Bowman’s chapter-by-chapter examination of the individual physiographic provinces set the pattern and standard for subsequent regional physiographies such as those by Fenneman (1931, 1938) and Atwood (1940). Each chapter is richly illustrated with photographs (many from the files of the US Geological Survey), topographic and geologic cross-sections, block diagrams, and a variety of maps including portions of topographic maps that at the time were the very latest efforts published by the US Geological Survey. The nature of the boundaries of each province was clearly described. The written descriptions of the topography, landform types, and landform origins are rich in detail, albeit at times richly Davisian in their attention to erosion cycles. The Davisian nature is understandable both in terms of the historical period when the book was published and in terms of Bowman’s training under Davis’ tutelage at Harvard. Each chapter concludes with comments on the climatic characteristics of the province and a seemingly quirky description of the forest resources of that province, but this so-called quirk is a function of the audience the book was designed for, the forestry students of Yale University.
IV The legacy of Forest Physiography
After the publication of Forest Physiography, the field of physiography did not become ‘regional physical geography’ overnight. As stated earlier, subsequent books by Tarr and Martin (1917) and Salisbury (1929) published in the USA continued to present physiography as physical geography from a strictly topical perspective.

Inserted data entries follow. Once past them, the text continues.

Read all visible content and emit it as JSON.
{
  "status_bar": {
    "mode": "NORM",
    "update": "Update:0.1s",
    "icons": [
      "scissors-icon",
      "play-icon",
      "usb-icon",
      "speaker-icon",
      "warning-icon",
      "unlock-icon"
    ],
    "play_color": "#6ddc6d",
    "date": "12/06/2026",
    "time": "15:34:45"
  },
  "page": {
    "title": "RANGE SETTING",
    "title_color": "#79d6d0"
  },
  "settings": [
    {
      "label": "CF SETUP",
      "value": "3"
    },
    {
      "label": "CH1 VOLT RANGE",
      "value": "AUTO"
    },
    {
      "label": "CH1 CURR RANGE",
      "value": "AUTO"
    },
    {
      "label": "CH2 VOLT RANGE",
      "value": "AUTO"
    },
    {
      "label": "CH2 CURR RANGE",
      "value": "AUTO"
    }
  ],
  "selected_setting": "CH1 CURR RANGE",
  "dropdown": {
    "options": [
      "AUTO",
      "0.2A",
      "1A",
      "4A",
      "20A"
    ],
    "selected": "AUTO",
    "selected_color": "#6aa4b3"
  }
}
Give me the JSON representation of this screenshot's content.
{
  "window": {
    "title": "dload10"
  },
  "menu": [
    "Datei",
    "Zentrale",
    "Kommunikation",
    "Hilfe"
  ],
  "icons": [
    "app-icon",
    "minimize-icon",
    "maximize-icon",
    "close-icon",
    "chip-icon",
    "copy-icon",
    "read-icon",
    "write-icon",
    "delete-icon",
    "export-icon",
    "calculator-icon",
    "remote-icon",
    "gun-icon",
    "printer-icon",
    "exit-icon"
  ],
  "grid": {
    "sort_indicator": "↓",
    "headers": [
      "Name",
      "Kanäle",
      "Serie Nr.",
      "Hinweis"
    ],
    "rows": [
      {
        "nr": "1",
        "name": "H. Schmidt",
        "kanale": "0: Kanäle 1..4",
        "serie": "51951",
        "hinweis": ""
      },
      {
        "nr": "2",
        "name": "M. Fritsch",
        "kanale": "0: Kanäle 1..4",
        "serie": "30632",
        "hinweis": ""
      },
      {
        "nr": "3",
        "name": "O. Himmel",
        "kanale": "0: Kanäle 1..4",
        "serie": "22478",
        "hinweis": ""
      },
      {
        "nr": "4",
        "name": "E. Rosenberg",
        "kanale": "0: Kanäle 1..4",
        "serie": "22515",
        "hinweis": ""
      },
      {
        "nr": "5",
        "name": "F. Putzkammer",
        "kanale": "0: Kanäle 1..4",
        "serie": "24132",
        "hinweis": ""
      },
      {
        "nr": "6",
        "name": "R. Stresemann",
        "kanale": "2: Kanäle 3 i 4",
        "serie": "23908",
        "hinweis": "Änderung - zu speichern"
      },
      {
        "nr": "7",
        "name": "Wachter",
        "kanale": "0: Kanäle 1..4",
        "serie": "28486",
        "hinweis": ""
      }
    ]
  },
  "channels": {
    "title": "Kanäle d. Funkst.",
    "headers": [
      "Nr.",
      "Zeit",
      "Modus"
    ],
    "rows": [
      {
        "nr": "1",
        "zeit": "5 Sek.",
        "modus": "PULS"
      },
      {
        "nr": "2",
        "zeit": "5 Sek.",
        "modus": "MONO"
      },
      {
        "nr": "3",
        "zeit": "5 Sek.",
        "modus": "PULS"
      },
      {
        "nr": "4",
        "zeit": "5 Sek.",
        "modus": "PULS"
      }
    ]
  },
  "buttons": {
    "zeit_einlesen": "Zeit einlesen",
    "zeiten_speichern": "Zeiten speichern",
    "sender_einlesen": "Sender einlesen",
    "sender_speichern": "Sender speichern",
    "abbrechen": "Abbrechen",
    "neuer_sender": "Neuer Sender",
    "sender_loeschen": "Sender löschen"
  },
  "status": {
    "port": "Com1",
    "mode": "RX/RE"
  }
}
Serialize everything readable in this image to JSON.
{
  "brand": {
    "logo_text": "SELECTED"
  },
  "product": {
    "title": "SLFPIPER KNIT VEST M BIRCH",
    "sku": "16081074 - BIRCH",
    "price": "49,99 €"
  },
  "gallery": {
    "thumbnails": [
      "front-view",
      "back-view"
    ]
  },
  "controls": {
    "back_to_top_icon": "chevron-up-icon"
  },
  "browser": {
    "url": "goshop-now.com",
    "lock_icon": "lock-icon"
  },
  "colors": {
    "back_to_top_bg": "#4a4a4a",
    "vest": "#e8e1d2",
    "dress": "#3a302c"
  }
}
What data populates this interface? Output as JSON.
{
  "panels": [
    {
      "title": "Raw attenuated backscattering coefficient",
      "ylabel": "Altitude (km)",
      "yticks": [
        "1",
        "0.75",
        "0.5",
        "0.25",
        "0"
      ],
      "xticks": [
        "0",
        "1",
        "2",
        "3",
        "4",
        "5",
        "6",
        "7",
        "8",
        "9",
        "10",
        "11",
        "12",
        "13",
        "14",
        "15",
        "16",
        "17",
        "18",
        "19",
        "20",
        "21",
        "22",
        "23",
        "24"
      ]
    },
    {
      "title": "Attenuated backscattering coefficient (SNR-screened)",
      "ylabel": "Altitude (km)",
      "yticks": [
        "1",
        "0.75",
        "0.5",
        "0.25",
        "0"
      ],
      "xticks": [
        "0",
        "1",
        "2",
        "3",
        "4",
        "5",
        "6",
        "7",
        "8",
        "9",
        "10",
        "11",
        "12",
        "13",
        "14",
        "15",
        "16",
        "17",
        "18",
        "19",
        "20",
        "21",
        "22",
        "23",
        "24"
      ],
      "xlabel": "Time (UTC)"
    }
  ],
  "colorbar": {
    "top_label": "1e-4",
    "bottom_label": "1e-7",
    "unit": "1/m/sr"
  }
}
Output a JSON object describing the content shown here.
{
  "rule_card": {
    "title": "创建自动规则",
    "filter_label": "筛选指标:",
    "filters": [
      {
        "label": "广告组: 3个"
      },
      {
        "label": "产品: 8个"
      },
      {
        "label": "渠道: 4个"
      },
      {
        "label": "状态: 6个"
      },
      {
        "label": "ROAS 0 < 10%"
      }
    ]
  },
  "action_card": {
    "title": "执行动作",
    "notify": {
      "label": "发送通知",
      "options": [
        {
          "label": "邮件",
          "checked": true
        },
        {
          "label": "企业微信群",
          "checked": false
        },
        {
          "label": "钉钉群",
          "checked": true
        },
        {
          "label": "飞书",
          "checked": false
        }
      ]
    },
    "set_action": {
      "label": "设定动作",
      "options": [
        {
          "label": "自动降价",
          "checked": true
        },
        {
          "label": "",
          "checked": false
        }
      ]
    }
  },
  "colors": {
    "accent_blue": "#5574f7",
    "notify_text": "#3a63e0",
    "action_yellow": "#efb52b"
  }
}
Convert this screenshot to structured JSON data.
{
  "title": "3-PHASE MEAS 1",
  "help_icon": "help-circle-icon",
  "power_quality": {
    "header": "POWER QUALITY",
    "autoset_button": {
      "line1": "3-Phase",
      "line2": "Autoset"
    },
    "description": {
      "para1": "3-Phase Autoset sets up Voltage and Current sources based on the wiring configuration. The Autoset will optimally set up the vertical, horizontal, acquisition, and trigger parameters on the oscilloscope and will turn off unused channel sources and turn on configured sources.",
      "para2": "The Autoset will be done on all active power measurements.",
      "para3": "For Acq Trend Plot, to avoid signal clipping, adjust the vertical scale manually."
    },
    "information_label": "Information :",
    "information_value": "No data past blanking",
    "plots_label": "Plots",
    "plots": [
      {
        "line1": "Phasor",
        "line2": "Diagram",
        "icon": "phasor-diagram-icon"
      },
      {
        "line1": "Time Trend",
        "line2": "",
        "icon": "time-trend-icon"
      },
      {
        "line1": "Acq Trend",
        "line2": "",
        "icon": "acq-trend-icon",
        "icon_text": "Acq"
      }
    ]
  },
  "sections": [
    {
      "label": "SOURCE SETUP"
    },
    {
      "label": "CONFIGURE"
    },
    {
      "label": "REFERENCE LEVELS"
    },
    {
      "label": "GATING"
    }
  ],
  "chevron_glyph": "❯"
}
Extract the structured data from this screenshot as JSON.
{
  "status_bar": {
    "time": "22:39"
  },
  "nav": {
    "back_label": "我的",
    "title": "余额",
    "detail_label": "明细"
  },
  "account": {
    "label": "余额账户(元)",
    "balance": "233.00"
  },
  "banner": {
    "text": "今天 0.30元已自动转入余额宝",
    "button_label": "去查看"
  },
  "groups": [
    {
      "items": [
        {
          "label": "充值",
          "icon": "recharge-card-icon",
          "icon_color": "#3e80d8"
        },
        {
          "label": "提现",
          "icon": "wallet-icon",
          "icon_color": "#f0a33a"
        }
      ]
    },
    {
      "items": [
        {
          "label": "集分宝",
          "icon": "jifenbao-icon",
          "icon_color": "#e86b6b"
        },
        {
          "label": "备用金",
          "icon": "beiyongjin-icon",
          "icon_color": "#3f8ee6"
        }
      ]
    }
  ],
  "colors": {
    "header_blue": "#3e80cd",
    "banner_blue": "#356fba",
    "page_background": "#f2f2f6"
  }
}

Nonetheless, the regional approach to the presentation of physical geography in the USA began to become a dominant paradigm. Within the realm of geomorphology, particularly as a result of the works of Nevin M. Fenneman, who was appointed by the Association of American Geographers in 1914 to chair a committee tasked with preparing a map of the physiographic divisions of the USA, the boundaries of the US physiographic provinces became standardized (Fenneman, 1914, 1917). These provinces were subsequently the topics in Fenneman’s landmark volumes on the physiography of the western (Fenneman, 1931) and eastern (Fenneman, 1938) USA. Subsequent books by Atwood (1940), Thornbury (1965), and Shimer (1972) continued the regional geomorphology tradition in the USA well into the period when process geomorphology was becoming a dominant paradigm in the discipline.
A popular general regional physical geography of the United State by Hunt (1967) continued the Bowman legacy into the modern era. Regional physiography has begun a resurgence in the classroom in the USA since the 1960s when both Hunt’s (1967) and Thornbury’s (1965) texts were widely used in both geography and geology departments. A recent volume by DiPietro (2013) is clearly in the tradition of Bowman’s Forest Physiography. It remains to be seen if regional physiography classes will become re-established as important cornerstones of undergraduate curricula in physical geography and geology programs, but the legacy of regional physiography and Isaiah Bowman’s Forest Physiography continues to be felt across geography and geology departments throughout the USA.